Coming in under a shroud of suspicion from Southern basin communities, new federal water minister Keith Pitt took to the Basin in his first introductory tour.
Escorted by Senator Perin Davey on his tour, which included a behind the scenes view of Murrumbidgee Irrigation, he addressed the main concerns with his appointment.
He says being the first non-basin minister for water in a long time will actually be beneficial, despite not having extensive background on the Murray Darling Basin.
With a background in business and engineering instead, the former farmer is excited to get "dust on my feet".
This is the first visit, and there will be many more, I am looking at critical infrastructure, just to try to get that first hand view of what the challenges are.Keith Pitt
"In my view it is a good thing. It means I can never be accused of not acting in the best interest of my constituents, as a member of the house of representatives, acting in a balanced way in the national interest," he said.
"As an engineer and an electrician, I am a practical guy, love getting dust on my feet.
"This is the first visit, and there will be many more, I am looking at critical infrastructure, just to try to get that first hand view of what the challenges are."
Groups such as the Convoy to Canberra organisers say his appointment was a potential "ploy" to get former minister David Littleproud "out of the firing line".
Avoiding entering the debate, Mr Pitt instead said it was a "humbling" appointment.
"The Prime Minister has asked me to do a job, it's very humbling to be asked to join the cabinet."

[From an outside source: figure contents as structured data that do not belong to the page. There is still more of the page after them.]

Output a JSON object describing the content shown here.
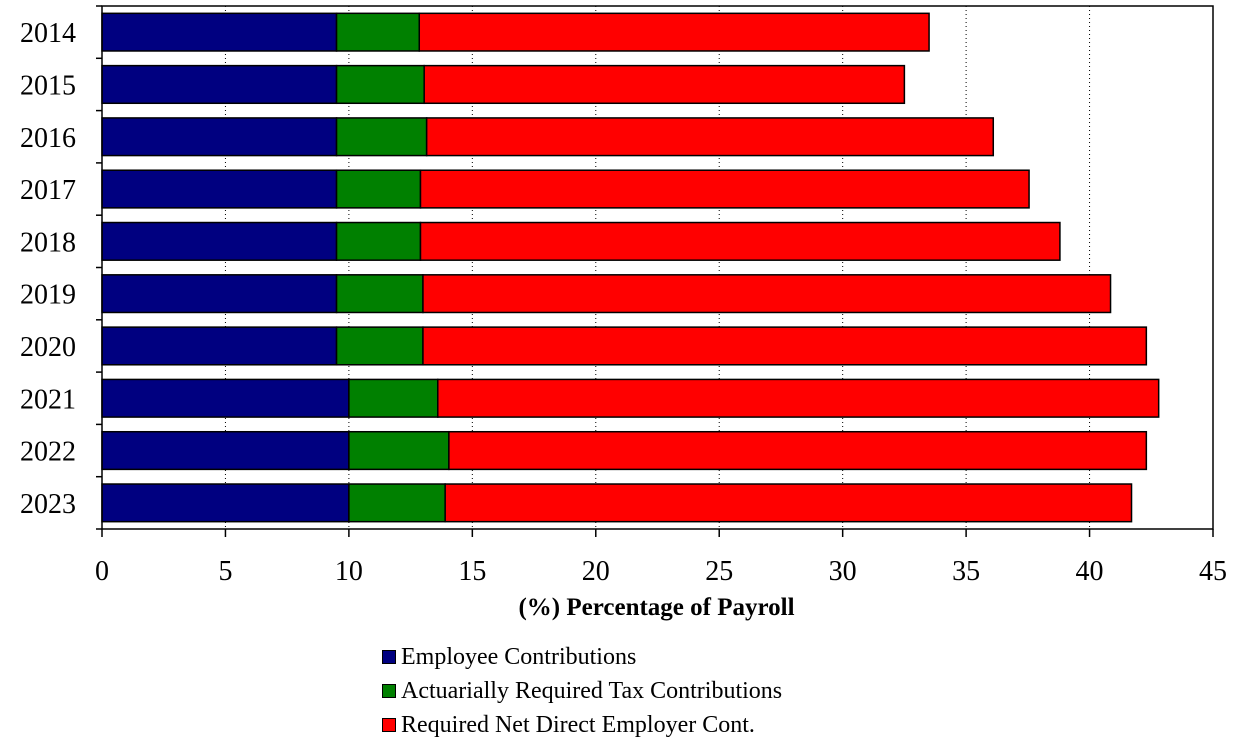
{
  "chart_data": {
    "type": "bar",
    "orientation": "horizontal",
    "stacked": true,
    "categories": [
      "2014",
      "2015",
      "2016",
      "2017",
      "2018",
      "2019",
      "2020",
      "2021",
      "2022",
      "2023"
    ],
    "series": [
      {
        "name": "Employee Contributions",
        "color": "#000080",
        "values": [
          9.5,
          9.5,
          9.5,
          9.5,
          9.5,
          9.5,
          9.5,
          10.0,
          10.0,
          10.0
        ]
      },
      {
        "name": "Actuarially Required Tax Contributions",
        "color": "#008000",
        "values": [
          3.35,
          3.55,
          3.65,
          3.4,
          3.4,
          3.5,
          3.5,
          3.6,
          4.05,
          3.9
        ]
      },
      {
        "name": "Required Net Direct Employer Cont.",
        "color": "#ff0000",
        "values": [
          20.65,
          19.45,
          22.95,
          24.65,
          25.9,
          27.85,
          29.3,
          29.2,
          28.25,
          27.8
        ]
      }
    ],
    "xlabel": "(%) Percentage of Payroll",
    "ylabel": "",
    "xlim": [
      0,
      45
    ],
    "xticks": [
      0,
      5,
      10,
      15,
      20,
      25,
      30,
      35,
      40,
      45
    ],
    "grid": "vertical dotted",
    "legend": "bottom"
  }
}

Another concern echoed by the Speak Up group was his ability to enact action once Murray Darling Basin's interim inspector general Mick Keelty's report is delivered.

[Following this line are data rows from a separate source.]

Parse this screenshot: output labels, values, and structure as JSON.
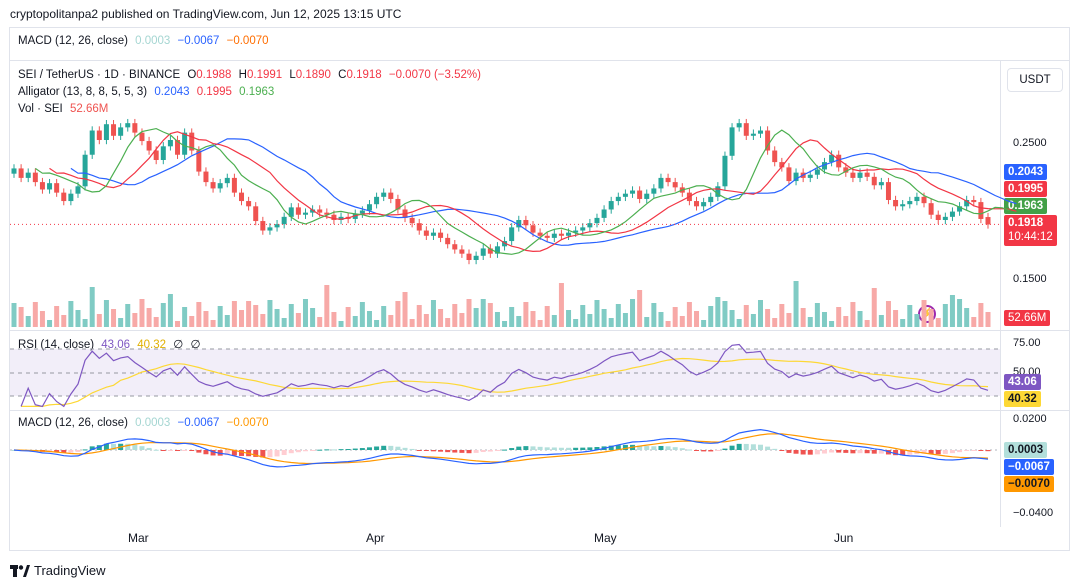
{
  "header": {
    "published": "cryptopolitanpa2 published on TradingView.com, Jun 12, 2025 13:15 UTC"
  },
  "top_macd": {
    "label": "MACD (12, 26, close)",
    "v1": "0.0003",
    "v2": "−0.0067",
    "v3": "−0.0070"
  },
  "main": {
    "symbol": "SEI / TetherUS · 1D · BINANCE",
    "o": "O",
    "o_val": "0.1988",
    "h": "H",
    "h_val": "0.1991",
    "l": "L",
    "l_val": "0.1890",
    "c": "C",
    "c_val": "0.1918",
    "change": "−0.0070 (−3.52%)",
    "alligator_label": "Alligator (13, 8, 8, 5, 5, 3)",
    "alligator_jaw": "0.2043",
    "alligator_teeth": "0.1995",
    "alligator_lips": "0.1963",
    "vol_label": "Vol · SEI",
    "vol_val": "52.66M",
    "currency": "USDT",
    "ticks": [
      "0.2500",
      "0.1500"
    ],
    "tag_jaw": "0.2043",
    "tag_teeth": "0.1995",
    "tag_lips": "0.1963",
    "tag_price": "0.1918",
    "tag_countdown": "10:44:12",
    "tag_vol": "52.66M"
  },
  "rsi": {
    "label": "RSI (14, close)",
    "v1": "43.06",
    "v2": "40.32",
    "v3": "∅",
    "v4": "∅",
    "ticks": [
      "75.00",
      "50.00"
    ],
    "tag_rsi": "43.06",
    "tag_ma": "40.32"
  },
  "macd": {
    "label": "MACD (12, 26, close)",
    "v1": "0.0003",
    "v2": "−0.0067",
    "v3": "−0.0070",
    "ticks": [
      "0.0200",
      "−0.0400"
    ],
    "tag_hist": "0.0003",
    "tag_macd": "−0.0067",
    "tag_signal": "−0.0070"
  },
  "x_axis": [
    "Mar",
    "Apr",
    "May",
    "Jun"
  ],
  "footer": {
    "brand": "TradingView"
  },
  "colors": {
    "up": "#26a69a",
    "down": "#ef5350",
    "jaw": "#2962ff",
    "teeth": "#f23645",
    "lips": "#4caf50",
    "rsi": "#7e57c2",
    "rsi_ma": "#fdd835",
    "macd": "#2962ff",
    "signal": "#ff9800"
  },
  "chart_data": {
    "type": "candlestick",
    "title": "SEI / TetherUS · 1D · BINANCE",
    "ylim": [
      0.12,
      0.31
    ],
    "ohlc_last": {
      "open": 0.1988,
      "high": 0.1991,
      "low": 0.189,
      "close": 0.1918
    },
    "closes": [
      0.245,
      0.236,
      0.241,
      0.232,
      0.225,
      0.231,
      0.222,
      0.214,
      0.221,
      0.228,
      0.258,
      0.281,
      0.272,
      0.287,
      0.276,
      0.284,
      0.288,
      0.279,
      0.271,
      0.262,
      0.253,
      0.266,
      0.272,
      0.258,
      0.279,
      0.262,
      0.242,
      0.232,
      0.226,
      0.231,
      0.236,
      0.222,
      0.214,
      0.209,
      0.195,
      0.186,
      0.189,
      0.192,
      0.199,
      0.208,
      0.201,
      0.203,
      0.206,
      0.203,
      0.201,
      0.196,
      0.199,
      0.197,
      0.202,
      0.205,
      0.211,
      0.218,
      0.222,
      0.216,
      0.206,
      0.198,
      0.193,
      0.186,
      0.181,
      0.184,
      0.179,
      0.173,
      0.168,
      0.164,
      0.158,
      0.162,
      0.169,
      0.164,
      0.171,
      0.176,
      0.189,
      0.196,
      0.191,
      0.184,
      0.181,
      0.179,
      0.183,
      0.181,
      0.184,
      0.186,
      0.189,
      0.193,
      0.198,
      0.206,
      0.214,
      0.218,
      0.221,
      0.224,
      0.216,
      0.221,
      0.226,
      0.236,
      0.232,
      0.227,
      0.222,
      0.214,
      0.209,
      0.213,
      0.218,
      0.228,
      0.257,
      0.284,
      0.288,
      0.276,
      0.278,
      0.281,
      0.262,
      0.251,
      0.246,
      0.233,
      0.241,
      0.236,
      0.239,
      0.244,
      0.251,
      0.258,
      0.246,
      0.241,
      0.236,
      0.241,
      0.237,
      0.229,
      0.232,
      0.215,
      0.209,
      0.211,
      0.214,
      0.218,
      0.212,
      0.201,
      0.196,
      0.199,
      0.204,
      0.209,
      0.215,
      0.213,
      0.197,
      0.1918
    ],
    "opens": [
      0.24,
      0.245,
      0.236,
      0.241,
      0.232,
      0.225,
      0.231,
      0.222,
      0.214,
      0.221,
      0.228,
      0.258,
      0.281,
      0.272,
      0.287,
      0.276,
      0.284,
      0.288,
      0.279,
      0.271,
      0.262,
      0.253,
      0.266,
      0.272,
      0.258,
      0.279,
      0.262,
      0.242,
      0.232,
      0.226,
      0.231,
      0.236,
      0.222,
      0.214,
      0.209,
      0.195,
      0.186,
      0.189,
      0.192,
      0.199,
      0.208,
      0.201,
      0.203,
      0.206,
      0.203,
      0.201,
      0.196,
      0.199,
      0.197,
      0.202,
      0.205,
      0.211,
      0.218,
      0.222,
      0.216,
      0.206,
      0.198,
      0.193,
      0.186,
      0.181,
      0.184,
      0.179,
      0.173,
      0.168,
      0.164,
      0.158,
      0.162,
      0.169,
      0.164,
      0.171,
      0.176,
      0.189,
      0.196,
      0.191,
      0.184,
      0.181,
      0.179,
      0.183,
      0.181,
      0.184,
      0.186,
      0.189,
      0.193,
      0.198,
      0.206,
      0.214,
      0.218,
      0.221,
      0.224,
      0.216,
      0.221,
      0.226,
      0.236,
      0.232,
      0.227,
      0.222,
      0.214,
      0.209,
      0.213,
      0.218,
      0.228,
      0.257,
      0.284,
      0.288,
      0.276,
      0.278,
      0.281,
      0.262,
      0.251,
      0.246,
      0.233,
      0.241,
      0.236,
      0.239,
      0.244,
      0.251,
      0.258,
      0.246,
      0.241,
      0.236,
      0.241,
      0.237,
      0.229,
      0.232,
      0.215,
      0.209,
      0.211,
      0.214,
      0.218,
      0.212,
      0.201,
      0.196,
      0.199,
      0.204,
      0.209,
      0.215,
      0.213,
      0.1988
    ],
    "series": [
      {
        "name": "Alligator Jaw",
        "values_from": "closes",
        "period": 13,
        "last": 0.2043
      },
      {
        "name": "Alligator Teeth",
        "values_from": "closes",
        "period": 8,
        "last": 0.1995
      },
      {
        "name": "Alligator Lips",
        "values_from": "closes",
        "period": 5,
        "last": 0.1963
      }
    ],
    "volume_last": "52.66M",
    "rsi_last": 43.06,
    "rsi_ma_last": 40.32,
    "macd_last": -0.0067,
    "signal_last": -0.007,
    "hist_last": 0.0003,
    "x_labels": [
      "Mar",
      "Apr",
      "May",
      "Jun"
    ]
  }
}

However he said surrounding himself with those in the know, like Ms Davey, will allow him to make informed decisions to act in the national interest.
"No-one has more knowledge on water than the senator, and she has provided a wealth of knowledge," Mr Pitt said.

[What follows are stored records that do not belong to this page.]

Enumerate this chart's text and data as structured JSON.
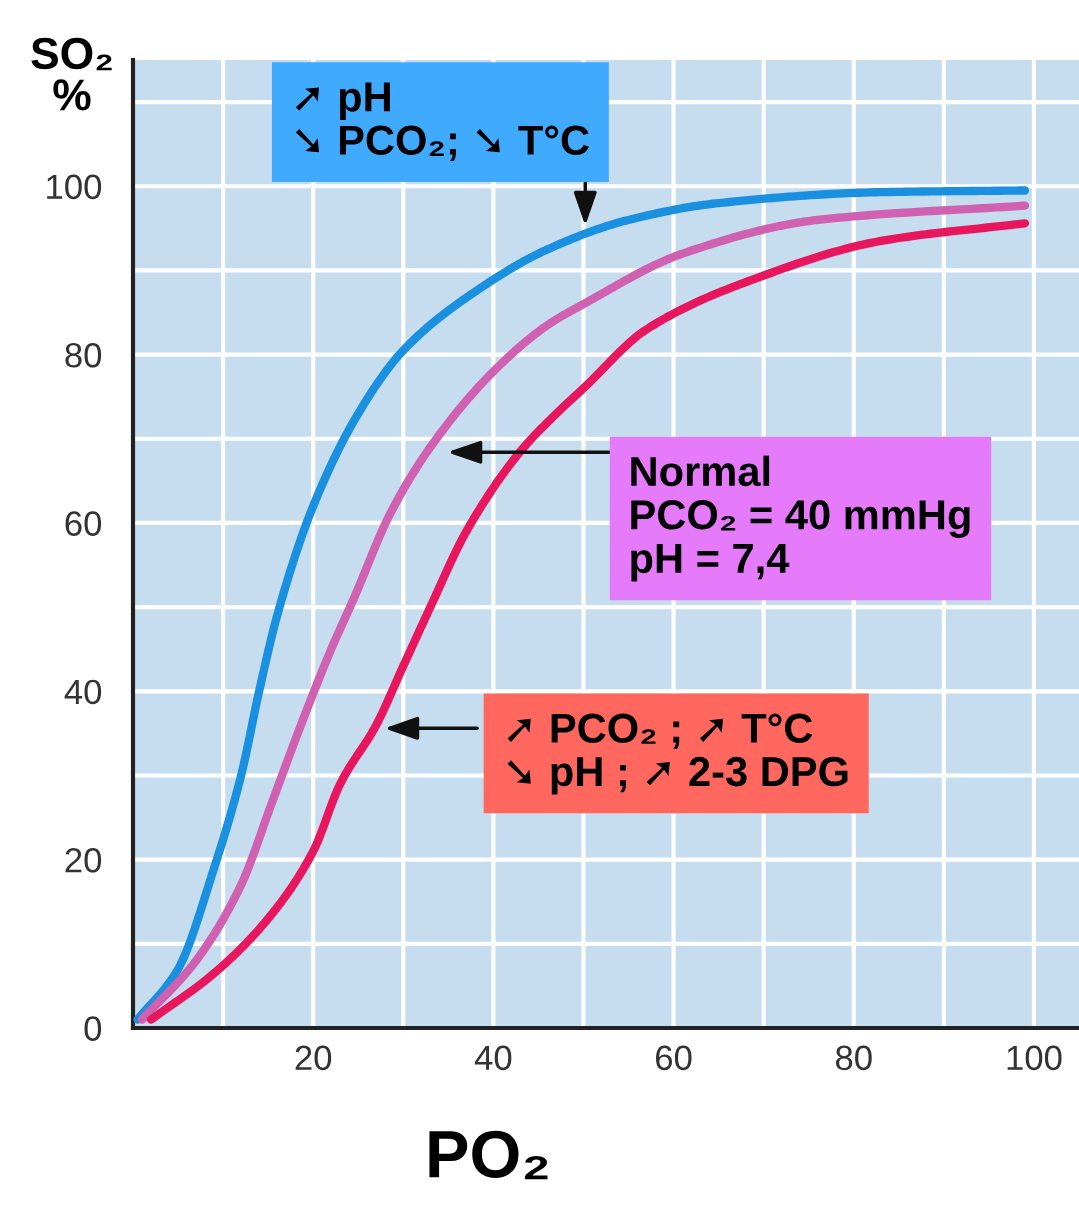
{
  "chart_data": {
    "type": "line",
    "xlabel": "PO₂",
    "ylabel": "SO₂\n%",
    "xlim": [
      0,
      105
    ],
    "ylim": [
      0,
      115
    ],
    "xticks": [
      {
        "value": 10,
        "label": null
      },
      20,
      {
        "value": 30,
        "label": null
      },
      40,
      {
        "value": 50,
        "label": null
      },
      60,
      {
        "value": 70,
        "label": null
      },
      80,
      {
        "value": 90,
        "label": null
      },
      100
    ],
    "yticks": [
      0,
      {
        "value": 10,
        "label": null
      },
      20,
      {
        "value": 30,
        "label": null
      },
      40,
      {
        "value": 50,
        "label": null
      },
      60,
      {
        "value": 70,
        "label": null
      },
      80,
      {
        "value": 90,
        "label": null
      },
      100,
      {
        "value": 110,
        "label": null
      }
    ],
    "grid": true,
    "legend": false,
    "marker": "none",
    "line_style": "solid",
    "series": [
      {
        "color": "#1a90e0",
        "x": [
          0.5,
          5,
          9,
          12,
          14,
          16,
          20,
          25,
          30,
          38,
          46,
          55,
          65,
          83,
          99
        ],
        "values": [
          1,
          7,
          19,
          30,
          40,
          49,
          62,
          73,
          80.5,
          87.5,
          92.5,
          96,
          98,
          99.3,
          99.5
        ]
      },
      {
        "color": "#d060b0",
        "x": [
          1,
          7,
          12,
          15.5,
          19,
          22,
          24.5,
          28.5,
          33,
          40,
          46,
          50,
          61,
          76,
          99
        ],
        "values": [
          1,
          8,
          17,
          27,
          37,
          45,
          51,
          61,
          69,
          78,
          83.5,
          86,
          92,
          96,
          97.7
        ]
      },
      {
        "color": "#e8175d",
        "x": [
          2,
          9,
          15,
          20,
          23,
          27,
          30,
          33,
          37,
          43,
          47,
          50,
          57,
          69,
          83,
          99
        ],
        "values": [
          1,
          6.5,
          13,
          21,
          29,
          36,
          43,
          50,
          59,
          68.5,
          73,
          76,
          83,
          89,
          93.5,
          95.6
        ]
      }
    ],
    "annotations": [
      "➚ pH\n➘ PCO₂; ➘ T°C",
      "Normal\nPCO₂ = 40 mmHg\npH = 7,4",
      "➚ PCO₂ ; ➚ T°C\n➘ pH ; ➚ 2-3 DPG"
    ]
  }
}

Not planning on meeting with these two groups on this inaugural tour, Ms Davey said this trip, while constrained on time, will give Mr Pitt the background he needs to be able to address their concerns.
"It was really important to give the minister an understanding of the system, and then when he does meet with those stakeholders like Speak Up, he then knows what they are talking about," she explained.
Overall, Mr Pitt hopes to provide "comfort" to the community they will act in their best interests.;
"We have the opportunity here to deliver some real outcomes to the people of the Murray Darling Basin, and I look forward to it," Mr Pitt said.